In Snow On Her Lips, Sebastián Rivas costruisce un'esperienza artistica che funziona come un prototipo sperimentale aperto in cui voce, suono e immagine non si completano in una totalità chiusa, ma rivelano la propria operatività. L'opera non mira a raggiungere una narrazione né un senso pieno; il suo centro sembra risiedere nella messa in scena stessa – nella possibilità di rendere visibile l'azione artistica in corso – dove ogni elemento può ricomporsi e trasformarsi a sua volta.

Sarà l'Ofelia di Heiner Müller ad abitare l'opera, presentandosi con un volto glitcheato2 immerso in una profonda oscurità, accompagnata da una voce extraterritoriale che recita frammenti, ritagli di suoni in una disarticolazione scenica con un corpo che sembra sforzarsi strenuamente di parlare. In questa discordanza, comincerà a delinearsi la complessa amalgama di rappresentazioni che quel corpo di donna accoglie.

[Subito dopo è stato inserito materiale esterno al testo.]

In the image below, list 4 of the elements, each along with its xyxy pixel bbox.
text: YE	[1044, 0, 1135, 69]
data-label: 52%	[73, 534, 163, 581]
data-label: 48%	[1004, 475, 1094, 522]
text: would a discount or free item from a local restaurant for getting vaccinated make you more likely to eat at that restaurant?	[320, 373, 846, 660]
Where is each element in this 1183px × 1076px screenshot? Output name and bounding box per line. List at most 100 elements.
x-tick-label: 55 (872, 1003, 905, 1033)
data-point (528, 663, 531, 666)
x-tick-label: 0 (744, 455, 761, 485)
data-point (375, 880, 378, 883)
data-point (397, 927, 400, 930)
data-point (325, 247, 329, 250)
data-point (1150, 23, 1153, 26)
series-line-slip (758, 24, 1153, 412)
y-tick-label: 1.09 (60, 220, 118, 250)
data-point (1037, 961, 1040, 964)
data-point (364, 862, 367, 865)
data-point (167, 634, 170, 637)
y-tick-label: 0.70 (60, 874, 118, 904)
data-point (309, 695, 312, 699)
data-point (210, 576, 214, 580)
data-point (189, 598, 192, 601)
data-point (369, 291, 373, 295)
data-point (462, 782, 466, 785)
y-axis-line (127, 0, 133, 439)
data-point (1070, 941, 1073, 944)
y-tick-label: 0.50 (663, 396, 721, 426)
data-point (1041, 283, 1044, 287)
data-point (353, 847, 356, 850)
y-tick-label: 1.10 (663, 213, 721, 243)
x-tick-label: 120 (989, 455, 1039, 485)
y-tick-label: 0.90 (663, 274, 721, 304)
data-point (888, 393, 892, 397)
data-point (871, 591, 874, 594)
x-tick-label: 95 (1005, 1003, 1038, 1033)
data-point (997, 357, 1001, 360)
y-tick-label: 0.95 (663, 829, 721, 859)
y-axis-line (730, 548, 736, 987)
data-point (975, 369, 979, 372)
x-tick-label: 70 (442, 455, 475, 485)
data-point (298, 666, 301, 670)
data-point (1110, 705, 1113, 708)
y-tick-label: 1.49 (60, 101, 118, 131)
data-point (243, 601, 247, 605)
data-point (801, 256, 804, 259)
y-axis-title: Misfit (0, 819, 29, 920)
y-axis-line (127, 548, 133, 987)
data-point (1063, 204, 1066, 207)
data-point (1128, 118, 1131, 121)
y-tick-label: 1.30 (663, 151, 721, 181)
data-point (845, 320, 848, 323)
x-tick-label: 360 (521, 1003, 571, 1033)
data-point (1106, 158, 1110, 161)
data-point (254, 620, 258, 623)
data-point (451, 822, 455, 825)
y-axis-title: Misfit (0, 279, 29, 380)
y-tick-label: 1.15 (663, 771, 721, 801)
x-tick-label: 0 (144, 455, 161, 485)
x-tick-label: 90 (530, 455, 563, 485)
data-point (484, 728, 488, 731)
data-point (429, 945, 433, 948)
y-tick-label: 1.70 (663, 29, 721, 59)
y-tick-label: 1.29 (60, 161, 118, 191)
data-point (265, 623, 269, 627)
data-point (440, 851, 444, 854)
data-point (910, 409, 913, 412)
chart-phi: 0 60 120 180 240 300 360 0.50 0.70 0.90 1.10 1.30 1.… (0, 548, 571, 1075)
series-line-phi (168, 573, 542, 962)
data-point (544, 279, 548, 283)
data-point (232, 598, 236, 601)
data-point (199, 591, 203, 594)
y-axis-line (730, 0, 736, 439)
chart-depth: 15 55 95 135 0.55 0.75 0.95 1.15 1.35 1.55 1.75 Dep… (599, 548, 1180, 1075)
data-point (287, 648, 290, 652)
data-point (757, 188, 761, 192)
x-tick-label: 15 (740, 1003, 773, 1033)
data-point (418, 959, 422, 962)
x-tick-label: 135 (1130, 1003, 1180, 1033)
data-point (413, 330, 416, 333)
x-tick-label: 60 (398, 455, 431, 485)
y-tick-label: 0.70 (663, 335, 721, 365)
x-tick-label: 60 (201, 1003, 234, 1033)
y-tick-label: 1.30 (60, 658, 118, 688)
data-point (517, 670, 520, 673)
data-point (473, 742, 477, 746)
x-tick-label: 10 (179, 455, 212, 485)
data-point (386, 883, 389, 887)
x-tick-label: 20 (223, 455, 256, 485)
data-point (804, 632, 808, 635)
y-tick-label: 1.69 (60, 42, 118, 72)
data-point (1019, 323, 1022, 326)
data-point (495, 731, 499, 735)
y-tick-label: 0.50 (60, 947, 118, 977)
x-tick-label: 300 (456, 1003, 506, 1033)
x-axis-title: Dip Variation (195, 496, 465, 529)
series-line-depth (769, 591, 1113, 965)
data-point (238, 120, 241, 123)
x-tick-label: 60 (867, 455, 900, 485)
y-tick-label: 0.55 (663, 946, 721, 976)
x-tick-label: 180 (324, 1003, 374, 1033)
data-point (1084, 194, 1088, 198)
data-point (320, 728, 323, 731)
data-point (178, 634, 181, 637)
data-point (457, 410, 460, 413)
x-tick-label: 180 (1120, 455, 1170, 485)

L'opera non offre alcuna coincidenza tra immagini e parole, né comunione piena tra i frammenti di corpo. Suoni, immagini e silenzi si intrecciano e si respingono, mettendo a nudo il difetto costitutivo che struttura la messa in scena. All'orizzonte, l'impossibilità non appare come un fallimento, ma elevata alla condizione stessa dell'esperienza performativa ed estetica che incarna la performer Emma Terno. Un corpo che fin dall'inizio non appare come un organismo completo, ma come l'effetto di un'assenza; Rivas ricostruisce un corpo frammentato: ogni gesto, ogni sussurro, ogni silenzio, suggerisce presenza ma nega pienezza allo stesso tempo.

Snow On Her Lips non volge a una chiusura narrativa tanto meno a promesse di armonia, si presenta una scommessa artistica incompleta e dinamica, che risuona nel corpo. Trasforma il vuoto in materia sensoriale, ritmo e trama, mostrando come il vuoto stesso possa fungere da nucleo creativo. Non si tratta della restituzione di una totalità, ma di una superficie di invenzione. Un corpo come risposta singolare, superficie di iscrizione e artificio possibile di fronte all'impossibilità strutturale che potenzia l'esperienza estetica.

[1] S. Rivas, Snow On Her Lips, disponibile al seguente indirizzo: https://youtu.be/BVKdEvoWh6U?si=LmWhHr2uTK9kwtqV

[2] Tecnica di distorsione digitale che imita difetti o malfunzionamenti nelle immagini e nelle riproduzioni video, come distorsioni o rumore statico.